The purchase price represents a 26 percent premium over Aeroflex’s closing share price on Monday. In addition to the cash changing hands, Cobham has agreed to assume $540 million in Aeroflex debt.

“We believe Aeroflex and Cobham are a natural fit and that Aeroflex will benefit from the larger scale, market presence and resources of the combined organization,” Aeroflex CEO Len Borow said in a press release announcing the deal, which is expected to close in the year’s third quarter, pending the approval of regulators and both companies’ shareholders.

Aeroflex is being advised on the deal by a Schulte Roth & Zabel team led by mergers and acquisition partner John Pollack and environmental partner Howard Epstein. The other lawyers from the firm working on the matter include intellectual property partner Robert Kiesel, securities partner Michael Littenberg, employment and employee benefits partner Laurence Moss, finance partner Ronald Risdon, tax partner Kurt Rosell, antitrust partner Michael Swartz and real estate partner Julian Wise. Antitrust special counsel Michael Cutini, securities special counsel Farzad Damania, real estate special counsel Seth Henslovitz, intellectual property special counsel Scott Kareff and finance special counsel Lynn Tanner are also working on the matter, as are associates Kristen Poole and Pavel Shaitanoff.

Schulte Roth advised The Veritas Capital Fund III LP on its $1.2 billion buyout, with co-investors, of Aeroflex, according to the firm’s website. It subsequently represented Aeroflex in connection with its initial public offering in 2010, and has handled various securities and and mergers and acquisitions matters in the years since.

Edward Wactlar serves as Aeroflex’s senior vice president and general counsel. Benjamin Polk, who served as a Schulte Roth partner from 2004 until 2011, sits on the Aeroflex board of directors, according to the company’s website.

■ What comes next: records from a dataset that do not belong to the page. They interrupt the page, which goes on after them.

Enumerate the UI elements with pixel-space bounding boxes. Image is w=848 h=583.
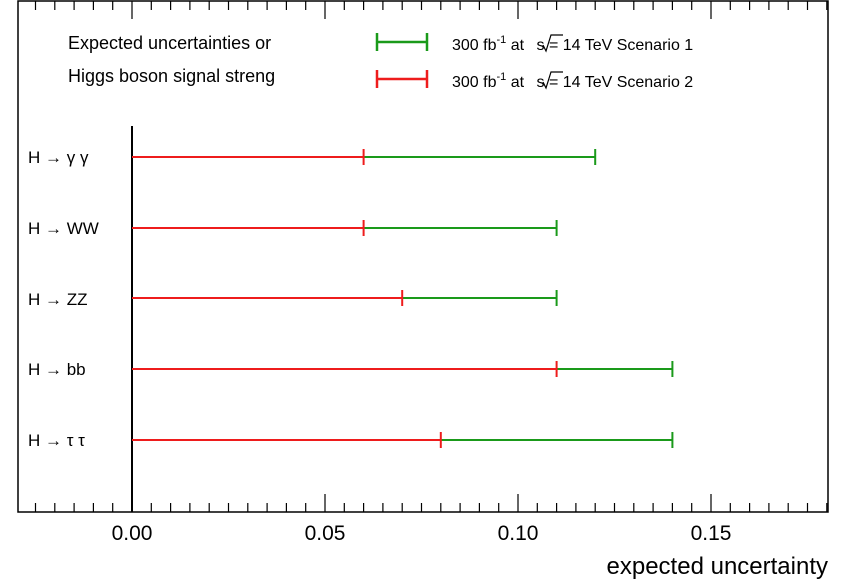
- category-label: H → WW: [28, 219, 99, 238]
- x-tick-label: 0.10: [498, 522, 539, 545]
- category-label: H → γ γ: [28, 148, 89, 167]
- legend-mask: [365, 24, 455, 94]
- legend-header-line-1: Expected uncertainties or: [68, 33, 271, 53]
- legend-entry-scenario-2: 300 fb-1 at s = 14 TeV Scenario 2: [375, 70, 693, 91]
- legend-header-line-2: Higgs boson signal streng: [68, 66, 275, 86]
- plot-frame: [17, 0, 829, 513]
- category-label: H → bb: [28, 360, 86, 379]
- legend-label-scenario-1: 300 fb-1 at s = 14 TeV Scenario 1: [452, 34, 693, 54]
- category-label: H → ZZ: [28, 290, 88, 309]
- axis-ticks: [34, 1, 828, 512]
- legend-sqrt-sign-1: [542, 34, 563, 53]
- legend-sqrt-sign-2: [542, 71, 563, 90]
- data-marks: [132, 149, 674, 448]
- legend-label-scenario-2: 300 fb-1 at s = 14 TeV Scenario 2: [452, 71, 693, 91]
- x-tick-label: 0.15: [691, 522, 732, 545]
- legend-entry-scenario-1: 300 fb-1 at s = 14 TeV Scenario 1: [375, 33, 693, 54]
- category-label: H → τ τ: [28, 431, 85, 450]
- x-tick-label: 0.00: [112, 522, 153, 545]
- x-axis-title: expected uncertainty: [607, 553, 828, 580]
- x-tick-label: 0.05: [305, 522, 346, 545]
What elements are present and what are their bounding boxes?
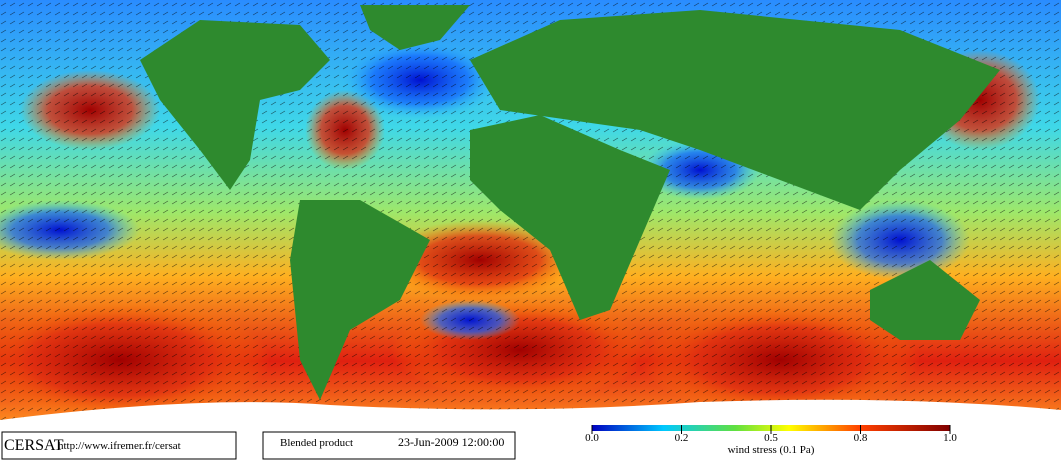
product-box: [262, 431, 516, 460]
colorbar-tick-label: 1.0: [943, 432, 957, 444]
colorbar-tick-label: 0.5: [764, 432, 778, 444]
colorbar-tick-label: 0.2: [675, 432, 689, 444]
colorbar-ticks: 0.0 0.2 0.5 0.8 1.0: [585, 425, 957, 444]
colorbar-tick-label: 0.8: [854, 432, 868, 444]
antarctica: [0, 399, 1061, 430]
logo-box: [1, 431, 237, 460]
date: 23-Jun-2009 12:00:00: [398, 435, 504, 449]
land: [140, 5, 1000, 400]
colorbar-label: wind stress (0.1 Pa): [728, 444, 815, 456]
logo: CERSAT: [4, 437, 64, 454]
product: Blended product: [280, 437, 353, 449]
colorbar-tick-label: 0.0: [585, 432, 599, 444]
url: http://www.ifremer.fr/cersat: [58, 440, 181, 452]
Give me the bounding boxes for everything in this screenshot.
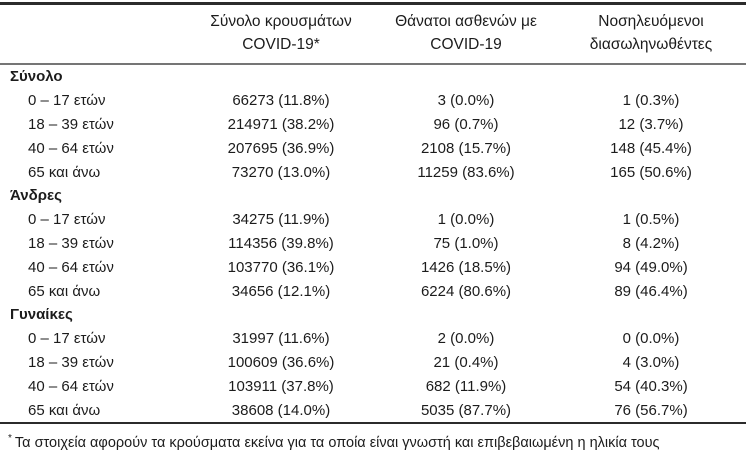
deaths-cell: 75 (1.0%)	[433, 234, 499, 252]
intubated-cell: 89 (46.4%)	[614, 282, 688, 300]
column-header-intubated-line1: Νοσηλευόμενοι	[598, 13, 704, 30]
table-footnote: * Τα στοιχεία αφορούν τα κρούσματα εκείνα…	[0, 421, 746, 453]
cases-cell: 38608 (14.0%)	[231, 401, 331, 419]
section-header-row-women: Γυναίκες	[0, 303, 746, 327]
empty-header-cell	[0, 3, 186, 65]
column-header-cases-line2: COVID-19*	[242, 36, 320, 53]
deaths-cell: 1 (0.0%)	[437, 211, 495, 229]
cases-cell: 66273 (11.8%)	[232, 92, 330, 110]
table-row: 40 – 64 ετών 207695 (36.9%) 2108 (15.7%)…	[0, 136, 746, 160]
row-label-cell: 40 – 64 ετών	[28, 258, 114, 276]
deaths-cell: 96 (0.7%)	[433, 115, 499, 133]
cases-cell: 114356 (39.8%)	[228, 234, 334, 252]
intubated-cell: 54 (40.3%)	[614, 377, 688, 395]
table-row: 18 – 39 ετών 214971 (38.2%) 96 (0.7%) 12…	[0, 113, 746, 137]
empty-cell	[376, 303, 556, 327]
deaths-cell: 3 (0.0%)	[437, 92, 495, 110]
empty-cell	[376, 64, 556, 89]
table-row: 40 – 64 ετών 103770 (36.1%) 1426 (18.5%)…	[0, 255, 746, 279]
intubated-cell: 165 (50.6%)	[610, 163, 692, 181]
section-label-total: Σύνολο	[10, 68, 63, 86]
column-header-intubated-line2: διασωληνωθέντες	[589, 36, 713, 53]
table-row: 18 – 39 ετών 114356 (39.8%) 75 (1.0%) 8 …	[0, 232, 746, 256]
column-header-deaths: Θάνατοι ασθενών με COVID-19	[376, 3, 556, 65]
deaths-cell: 21 (0.4%)	[433, 353, 499, 371]
table-body: Σύνολο 0 – 17 ετών 66273 (11.8%) 3 (0.0%…	[0, 64, 746, 422]
table-header: Σύνολο κρουσμάτων COVID-19* Θάνατοι ασθε…	[0, 3, 746, 65]
column-header-cases-line1: Σύνολο κρουσμάτων	[210, 13, 352, 30]
deaths-cell: 6224 (80.6%)	[420, 282, 512, 300]
table-row: 0 – 17 ετών 31997 (11.6%) 2 (0.0%) 0 (0.…	[0, 327, 746, 351]
deaths-cell: 5035 (87.7%)	[420, 401, 512, 419]
table-row: 65 και άνω 73270 (13.0%) 11259 (83.6%) 1…	[0, 160, 746, 184]
footnote-asterisk: *	[8, 432, 12, 444]
intubated-cell: 1 (0.3%)	[622, 92, 680, 110]
cases-cell: 207695 (36.9%)	[227, 139, 335, 157]
section-label-men: Άνδρες	[10, 187, 62, 205]
table-row: 18 – 39 ετών 100609 (36.6%) 21 (0.4%) 4 …	[0, 351, 746, 375]
column-header-intubated: Νοσηλευόμενοι διασωληνωθέντες	[556, 3, 746, 65]
cases-cell: 34656 (12.1%)	[231, 282, 331, 300]
deaths-cell: 682 (11.9%)	[425, 377, 507, 395]
empty-cell	[556, 184, 746, 208]
row-label-cell: 18 – 39 ετών	[28, 234, 114, 252]
cases-cell: 214971 (38.2%)	[227, 115, 335, 133]
row-label-cell: 0 – 17 ετών	[28, 92, 106, 110]
intubated-cell: 12 (3.7%)	[618, 115, 684, 133]
cases-cell: 34275 (11.9%)	[232, 211, 330, 229]
deaths-cell: 2 (0.0%)	[437, 330, 495, 348]
cases-cell: 73270 (13.0%)	[231, 163, 331, 181]
intubated-cell: 4 (3.0%)	[622, 353, 680, 371]
row-label-cell: 40 – 64 ετών	[28, 139, 114, 157]
cases-cell: 103911 (37.8%)	[228, 377, 334, 395]
row-label-cell: 18 – 39 ετών	[28, 353, 114, 371]
section-header-row-total: Σύνολο	[0, 64, 746, 89]
empty-cell	[186, 184, 376, 208]
header-row: Σύνολο κρουσμάτων COVID-19* Θάνατοι ασθε…	[0, 3, 746, 65]
section-label-women: Γυναίκες	[10, 306, 73, 324]
row-label-cell: 40 – 64 ετών	[28, 377, 114, 395]
intubated-cell: 8 (4.2%)	[622, 234, 680, 252]
row-label-cell: 65 και άνω	[28, 163, 101, 181]
table-row: 65 και άνω 34656 (12.1%) 6224 (80.6%) 89…	[0, 279, 746, 303]
intubated-cell: 76 (56.7%)	[614, 401, 688, 419]
intubated-cell: 1 (0.5%)	[622, 211, 680, 229]
table-row: 0 – 17 ετών 66273 (11.8%) 3 (0.0%) 1 (0.…	[0, 89, 746, 113]
deaths-cell: 1426 (18.5%)	[420, 258, 512, 276]
table-row: 65 και άνω 38608 (14.0%) 5035 (87.7%) 76…	[0, 398, 746, 422]
empty-cell	[186, 303, 376, 327]
deaths-cell: 2108 (15.7%)	[420, 139, 512, 157]
table-row: 40 – 64 ετών 103911 (37.8%) 682 (11.9%) …	[0, 374, 746, 398]
row-label-cell: 65 και άνω	[28, 282, 101, 300]
row-label-cell: 0 – 17 ετών	[28, 211, 106, 229]
row-label-cell: 0 – 17 ετών	[28, 330, 106, 348]
row-label-cell: 18 – 39 ετών	[28, 115, 114, 133]
intubated-cell: 0 (0.0%)	[622, 330, 680, 348]
row-label-cell: 65 και άνω	[28, 401, 101, 419]
table-row: 0 – 17 ετών 34275 (11.9%) 1 (0.0%) 1 (0.…	[0, 208, 746, 232]
section-header-row-men: Άνδρες	[0, 184, 746, 208]
empty-cell	[556, 303, 746, 327]
column-header-deaths-line1: Θάνατοι ασθενών με	[395, 13, 537, 30]
cases-cell: 103770 (36.1%)	[227, 258, 335, 276]
cases-cell: 100609 (36.6%)	[227, 353, 335, 371]
intubated-cell: 94 (49.0%)	[614, 258, 688, 276]
column-header-cases: Σύνολο κρουσμάτων COVID-19*	[186, 3, 376, 65]
column-header-deaths-line2: COVID-19	[430, 36, 502, 53]
empty-cell	[376, 184, 556, 208]
empty-cell	[556, 64, 746, 89]
empty-cell	[186, 64, 376, 89]
cases-cell: 31997 (11.6%)	[232, 330, 330, 348]
intubated-cell: 148 (45.4%)	[610, 139, 692, 157]
covid-age-stats-table: Σύνολο κρουσμάτων COVID-19* Θάνατοι ασθε…	[0, 2, 746, 422]
footnote-text: Τα στοιχεία αφορούν τα κρούσματα εκείνα …	[14, 434, 660, 451]
deaths-cell: 11259 (83.6%)	[417, 163, 515, 181]
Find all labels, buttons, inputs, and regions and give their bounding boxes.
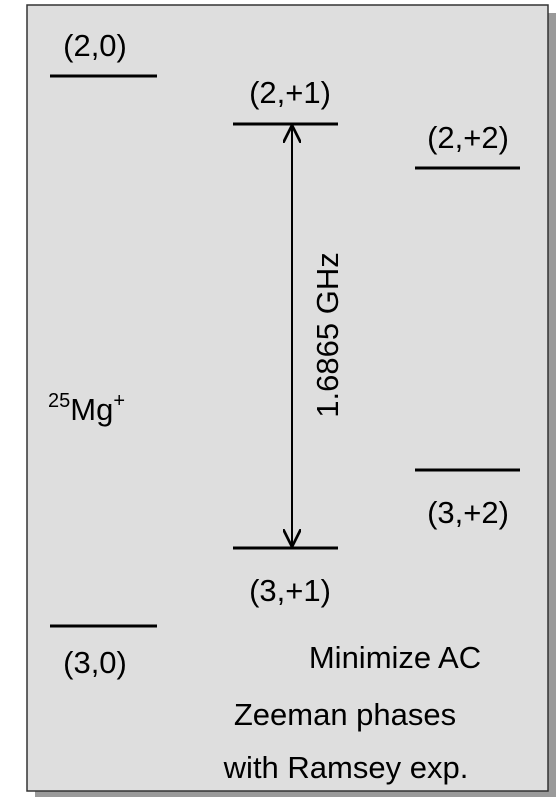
level-label: (2,+2) <box>427 120 509 155</box>
charge: + <box>113 390 125 412</box>
level-label: (3,0) <box>63 645 127 680</box>
note-line: Minimize AC <box>309 640 481 675</box>
transition-label: 1.6865 GHz <box>310 252 345 417</box>
note-line: Zeeman phases <box>234 697 456 732</box>
level-label: (3,+2) <box>427 495 509 530</box>
species-label: 25Mg+ <box>48 390 125 427</box>
level-label: (3,+1) <box>249 573 331 608</box>
note-line: with Ramsey exp. <box>223 750 469 785</box>
element: Mg <box>70 392 113 427</box>
level-label: (2,+1) <box>249 75 331 110</box>
level-label: (2,0) <box>63 28 127 63</box>
mass-number: 25 <box>48 390 70 412</box>
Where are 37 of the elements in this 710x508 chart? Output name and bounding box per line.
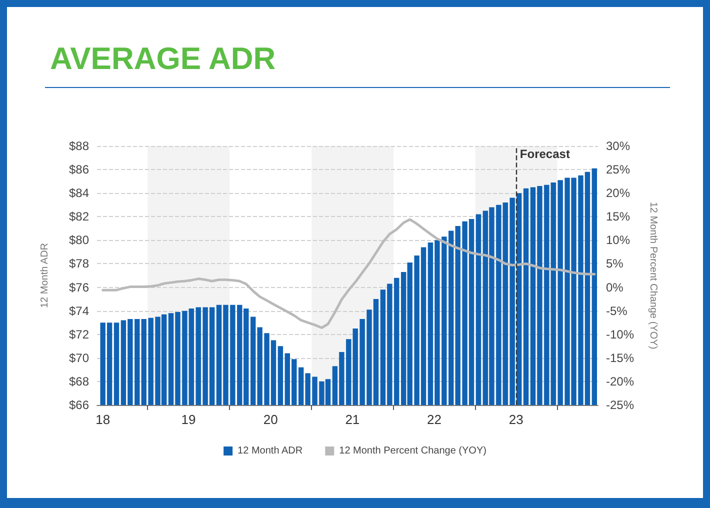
- y-tick-label: $66: [68, 398, 90, 412]
- y-tick-label: $70: [68, 350, 90, 365]
- x-tick-label: 19: [181, 412, 196, 427]
- y-tick-label: $68: [68, 374, 90, 388]
- x-tick-label: 21: [345, 412, 360, 427]
- y-tick-label: $80: [68, 233, 90, 248]
- y-tick-label: $78: [68, 256, 90, 271]
- y2-tick-label: -20%: [606, 374, 634, 388]
- x-tick-label: 23: [508, 412, 524, 427]
- legend-label: 12 Month Percent Change (YOY): [339, 446, 486, 456]
- x-tick-label: 22: [427, 412, 442, 427]
- y-tick-label: $88: [68, 139, 90, 153]
- y2-tick-label: 20%: [606, 186, 630, 200]
- y2-tick-label: 15%: [606, 210, 630, 224]
- y-axis-title: 12 Month ADR: [40, 242, 50, 308]
- y-tick-label: $76: [68, 280, 90, 294]
- y2-tick-label: 30%: [606, 139, 630, 153]
- y-tick-label: $84: [68, 186, 90, 200]
- legend-label: 12 Month ADR: [238, 446, 303, 456]
- y2-tick-label: 25%: [606, 162, 630, 177]
- y2-tick-label: -15%: [606, 350, 634, 365]
- y-tick-label: $86: [68, 162, 90, 177]
- y-tick-label: $72: [68, 327, 90, 342]
- line-series: [102, 218, 596, 330]
- chart-title: AVERAGE ADR: [50, 41, 276, 76]
- y2-tick-label: 0%: [606, 280, 624, 294]
- y2-tick-label: -10%: [606, 327, 634, 342]
- y2-tick-label: -5%: [606, 304, 628, 318]
- y-tick-label: $74: [68, 304, 90, 318]
- y2-tick-label: 10%: [606, 233, 630, 248]
- x-tick-label: 20: [263, 412, 278, 427]
- y2-tick-label: 5%: [606, 256, 624, 271]
- x-tick-label: 18: [96, 412, 110, 427]
- y-tick-label: $82: [68, 210, 90, 224]
- ref-line-label: Forecast: [520, 147, 570, 161]
- y2-tick-label: -25%: [606, 398, 634, 412]
- y2-axis-title: 12 Month Percent Change (YOY): [648, 202, 658, 350]
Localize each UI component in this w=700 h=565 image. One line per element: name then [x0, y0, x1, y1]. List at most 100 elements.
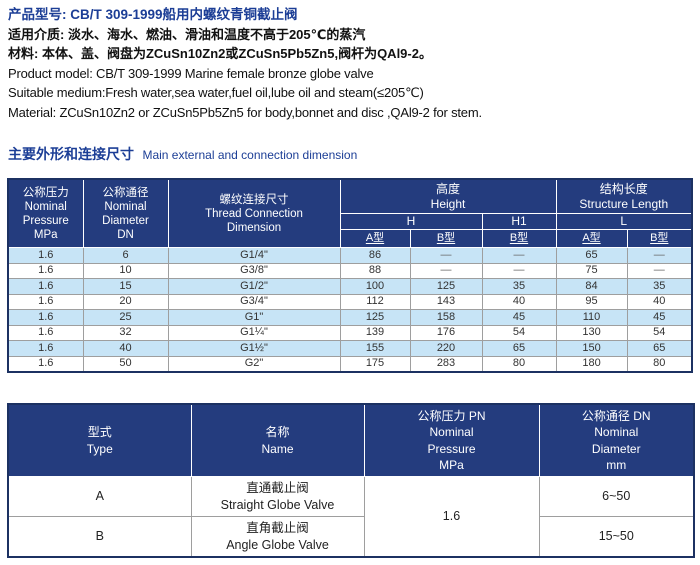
- col-group-height: 高度 Height: [339, 178, 557, 214]
- material-en: Material: ZCuSn10Zn2 or ZCuSn5Pb5Zn5 for…: [8, 104, 482, 120]
- variant-label: B型: [481, 229, 557, 248]
- dimension-cell: 150: [555, 340, 628, 357]
- dimension-cell: 40: [481, 293, 557, 310]
- col-header-dn: 公称通径 DN Nominal Diameter mm: [538, 403, 695, 477]
- dimension-cell: 6: [82, 247, 169, 264]
- name-cell: 直角截止阀 Angle Globe Valve: [190, 516, 365, 558]
- dimension-cell: 84: [555, 278, 628, 295]
- dimension-cell: 15: [82, 278, 169, 295]
- dimension-cell: 100: [339, 278, 411, 295]
- dimension-cell: 65: [481, 340, 557, 357]
- dimension-cell: G1½": [167, 340, 341, 357]
- dimension-cell: 40: [82, 340, 169, 357]
- type-row-b: B 直角截止阀 Angle Globe Valve 15~50: [7, 516, 695, 558]
- dimension-table: 公称压力 Nominal Pressure MPa 公称通径 Nominal D…: [7, 178, 694, 373]
- dimension-cell: —: [481, 247, 557, 264]
- dn-cell: 15~50: [538, 516, 695, 558]
- dimension-row: 1.6 40 G1½" 155 220 65 150 65: [7, 340, 693, 357]
- material-cn: 材料: 本体、盖、阀盘为ZCuSn10Zn2或ZCuSn5Pb5Zn5,阀杆为Q…: [8, 46, 432, 61]
- dimension-cell: G3/4": [167, 293, 341, 310]
- col-header-diameter: 公称通径 Nominal Diameter DN: [82, 178, 169, 248]
- dimension-cell: —: [626, 262, 693, 279]
- dimension-cell: 155: [339, 340, 411, 357]
- dimension-cell: G2": [167, 355, 341, 373]
- section-title-en: Main external and connection dimension: [142, 148, 358, 162]
- section-title-cn: 主要外形和连接尺寸: [8, 146, 134, 162]
- dimension-cell: 220: [409, 340, 483, 357]
- type-cell: A: [7, 476, 192, 517]
- dimension-cell: 1.6: [7, 262, 84, 279]
- dimension-cell: 139: [339, 324, 411, 341]
- dimension-cell: 45: [626, 309, 693, 326]
- dimension-cell: 1.6: [7, 355, 84, 373]
- dimension-cell: 25: [82, 309, 169, 326]
- dimension-cell: 1.6: [7, 293, 84, 310]
- subcol-l: L: [555, 213, 693, 230]
- dimension-cell: 1.6: [7, 278, 84, 295]
- dimension-row: 1.6 20 G3/4" 112 143 40 95 40: [7, 293, 693, 310]
- dimension-cell: 130: [555, 324, 628, 341]
- dimension-cell: 1.6: [7, 324, 84, 341]
- variant-label: B型: [409, 229, 483, 248]
- dimension-row: 1.6 32 G1¼" 139 176 54 130 54: [7, 324, 693, 341]
- variant-label: B型: [626, 229, 693, 248]
- pn-cell: 1.6: [363, 476, 540, 558]
- dimension-cell: 158: [409, 309, 483, 326]
- suitable-medium-en: Suitable medium:Fresh water,sea water,fu…: [8, 85, 424, 100]
- dimension-cell: 125: [339, 309, 411, 326]
- dimension-row: 1.6 10 G3/8" 88— —75—: [7, 262, 693, 279]
- dimension-cell: 54: [626, 324, 693, 341]
- dimension-cell: 10: [82, 262, 169, 279]
- dimension-row: 1.6 25 G1" 125 158 45 110 45: [7, 309, 693, 326]
- dimension-cell: 65: [555, 247, 628, 264]
- dimension-cell: G1/2": [167, 278, 341, 295]
- dimension-cell: 75: [555, 262, 628, 279]
- type-row-a: A 直通截止阀 Straight Globe Valve 1.6 6~50: [7, 476, 695, 558]
- dimension-row: 1.6 6 G1/4" 86— —65—: [7, 247, 693, 264]
- dimension-cell: 50: [82, 355, 169, 373]
- dimension-cell: 80: [626, 355, 693, 373]
- col-header-type: 型式 Type: [7, 403, 192, 477]
- dimension-cell: 45: [481, 309, 557, 326]
- dimension-cell: 35: [481, 278, 557, 295]
- name-cell: 直通截止阀 Straight Globe Valve: [190, 476, 365, 517]
- dimension-cell: 1.6: [7, 340, 84, 357]
- col-header-name: 名称 Name: [190, 403, 365, 477]
- subcol-h1: H1: [481, 213, 557, 230]
- dimension-row: 1.6 50 G2" 175 283 80 180 80: [7, 355, 693, 373]
- dn-cell: 6~50: [538, 476, 695, 517]
- col-group-length: 结构长度 Structure Length: [555, 178, 693, 214]
- dimension-cell: G3/8": [167, 262, 341, 279]
- dimension-cell: 40: [626, 293, 693, 310]
- subcol-h: H: [339, 213, 483, 230]
- dimension-cell: 54: [481, 324, 557, 341]
- dimension-cell: —: [626, 247, 693, 264]
- dimension-cell: 1.6: [7, 247, 84, 264]
- dimension-cell: —: [409, 262, 483, 279]
- variant-label: A型: [339, 229, 411, 248]
- dimension-cell: 65: [626, 340, 693, 357]
- col-header-pressure: 公称压力 Nominal Pressure MPa: [7, 178, 84, 248]
- dimension-cell: 95: [555, 293, 628, 310]
- col-header-thread: 螺纹连接尺寸 Thread Connection Dimension: [167, 178, 341, 248]
- dimension-cell: G1¼": [167, 324, 341, 341]
- dimension-table-body: 1.6 6 G1/4" 86— —65—1.6 10 G3/8" 88— —75—1.6 15 G1…: [7, 247, 693, 373]
- dimension-cell: 80: [481, 355, 557, 373]
- dimension-cell: 175: [339, 355, 411, 373]
- dimension-cell: 283: [409, 355, 483, 373]
- dimension-cell: 20: [82, 293, 169, 310]
- product-model-en: Product model: CB/T 309-1999 Marine fema…: [8, 65, 374, 81]
- dimension-cell: 86: [339, 247, 411, 264]
- type-cell: B: [7, 516, 192, 558]
- product-info-block: 产品型号: CB/T 309-1999船用内螺纹青铜截止阀 适用介质: 淡水、海…: [8, 5, 482, 122]
- dimension-cell: 112: [339, 293, 411, 310]
- dimension-cell: G1": [167, 309, 341, 326]
- dimension-cell: —: [409, 247, 483, 264]
- dimension-cell: 125: [409, 278, 483, 295]
- dimension-cell: 110: [555, 309, 628, 326]
- dimension-cell: 143: [409, 293, 483, 310]
- dimension-cell: 180: [555, 355, 628, 373]
- col-header-pn: 公称压力 PN Nominal Pressure MPa: [363, 403, 540, 477]
- suitable-medium-cn: 适用介质: 淡水、海水、燃油、滑油和温度不高于205℃的蒸汽: [8, 26, 366, 42]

Aeroflex is also being advised on the matter by attorneys from several other firms. Patton Boggs partner Mary Beth Bosco is providing outside counsel to the company on some regulatory matters, while Hogan Lovells is handling issues in the United Kingdom with a team that includes corporate partner Tom Brassington, corporate of counsel Philip Corser and antitrust partner Angus Coulter. Richards Layton & Finger is acting as special Delaware legal counsel to the company via directors Greg Varallo and William Haubert.

For its part, Cobham has turned to Skadden, Arps, Slate, Meagher & Flom as its outside counsel on the acquisition. The Skadden team working on the matter includes New York-based mergers and acquisitions partners Peter Atkins and Eric Cochran; Washington, D.C.-based antitrust partners C. Benjamin Crisman, Jr. and John Lyons; and Palo Alto-based executive compensation and benefits partner Joseph Yaffe. The Skadden associates working on the deal are Christopher Barlow, Alexandra McCormack, Joseph Penko and Joseph Rancour.

Cobham North American general counsel Bruce Almquist is leading the company’s in-house efforts on the transaction.

Goldman Sachs and Stifel Corp. are serving as Aeroflex’s financial advisers on the deal. Cobham is relying on Bank of America Merrill Lynch, Citigroup and UBS for financial advice.